The sea level was much higher than it is now and it is likely that, due to the current global warming, similar situations will return.

Scientists discover an ancient mangrove and a millenary beach in the heart of Tabasco's Eden
Mangrove. Photo by Maxwell Ridgeway / Unsplash

Moving along the peaceful San Pedro Mártir River, in Tabasco, near the border with Guatemala. An undulating mirror that gives us this view and introduces us to a fascinating story. Here, Mexican scientists documented a unique biological fact. In the margin of the river, among the remains of the exuberant Pukté jungle, a mangrove was encapsulated in time and we can appreciate its elongated and deep structures.

To understand it better it is necessary to open the mind and imagine. The presence of these plants is testimony that there was once a beach here. It existed more than a hundred thousand years ago when the sea was ten meters above the current level. Due to an interglacial period, the temperature of the planet rose four to six degrees and the poles melted.

The sea melted and filled all this with water, there were water territories, but unlike now, there were no humans, there were no resorts. Imagine this happening again, we would lose territories to cultivate, territories to live, territories to have fun, that would cause chaos on the planet", Carlos Manuel Burelo Ramos, a researcher at the Universidad Juárez Autónoma de Tabasco.

Here, even though the coast today is more than a hundred kilometers away, a red mangrove persists. The experts compiled a series of evidence of these findings and undertook a detective investigation. The mangroves continue to resist, there they are hidden, they and their 102 other species that remained at that moment in time, trapped.

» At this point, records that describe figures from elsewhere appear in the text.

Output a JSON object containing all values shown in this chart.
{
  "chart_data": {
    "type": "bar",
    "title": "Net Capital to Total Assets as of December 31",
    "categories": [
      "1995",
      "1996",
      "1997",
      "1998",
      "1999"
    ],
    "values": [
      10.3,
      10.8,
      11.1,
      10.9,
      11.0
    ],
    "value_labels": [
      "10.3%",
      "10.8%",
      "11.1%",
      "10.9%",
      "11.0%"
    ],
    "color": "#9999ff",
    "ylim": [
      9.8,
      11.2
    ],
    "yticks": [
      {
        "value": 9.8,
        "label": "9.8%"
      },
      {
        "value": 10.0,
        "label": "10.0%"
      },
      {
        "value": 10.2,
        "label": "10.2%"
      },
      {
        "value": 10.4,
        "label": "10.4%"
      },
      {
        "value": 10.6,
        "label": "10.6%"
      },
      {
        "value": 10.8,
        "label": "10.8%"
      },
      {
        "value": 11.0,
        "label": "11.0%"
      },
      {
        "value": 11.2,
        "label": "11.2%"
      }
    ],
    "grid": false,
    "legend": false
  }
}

With each new element, with each finding, the reality of this ecosystem, which today is a true biological jewel for Tabasco and our country, was revealed before the eyes of the researchers", Rafael Guadarrama, reporter All this confirms what has been said for decades about Tabasco. This river is proof of a relict of what Tabasco's Eden once was.

How did this begin? Dr. Carlos Burelo, a biologist by training, is a native of Balancán, Tabasco, the area where the heart of this story beats. During his university studies, when he learned more about botany, it seemed inconceivable to him that in this river, which Tabasco and Guatemala share, there would be mangroves. It seemed even stranger to him that there were few answers and fewer curious people. It used to be accepted, for example, that it had been introduced by accident and that luckily it adapted.

The researcher from the Universidad Juárez Autónoma de Tabasco searched for years for collaborators to understand the phenomenon. It was until 2016 that he caught the attention of Mexican scientists settled in the United States, such as Exequiel Ezcurra and later Octavio Aburto. They were the starting point for several studies, including genetic ones. Studying the plant in this detail showed them that it is a unique mangrove.

"We found that this mangrove has an affinity with the mangroves of the coast, specifically with the mangroves of Laguna de Términos, in Campeche, and that 125,000 years ago, according to molecular analysis, these two populations separated".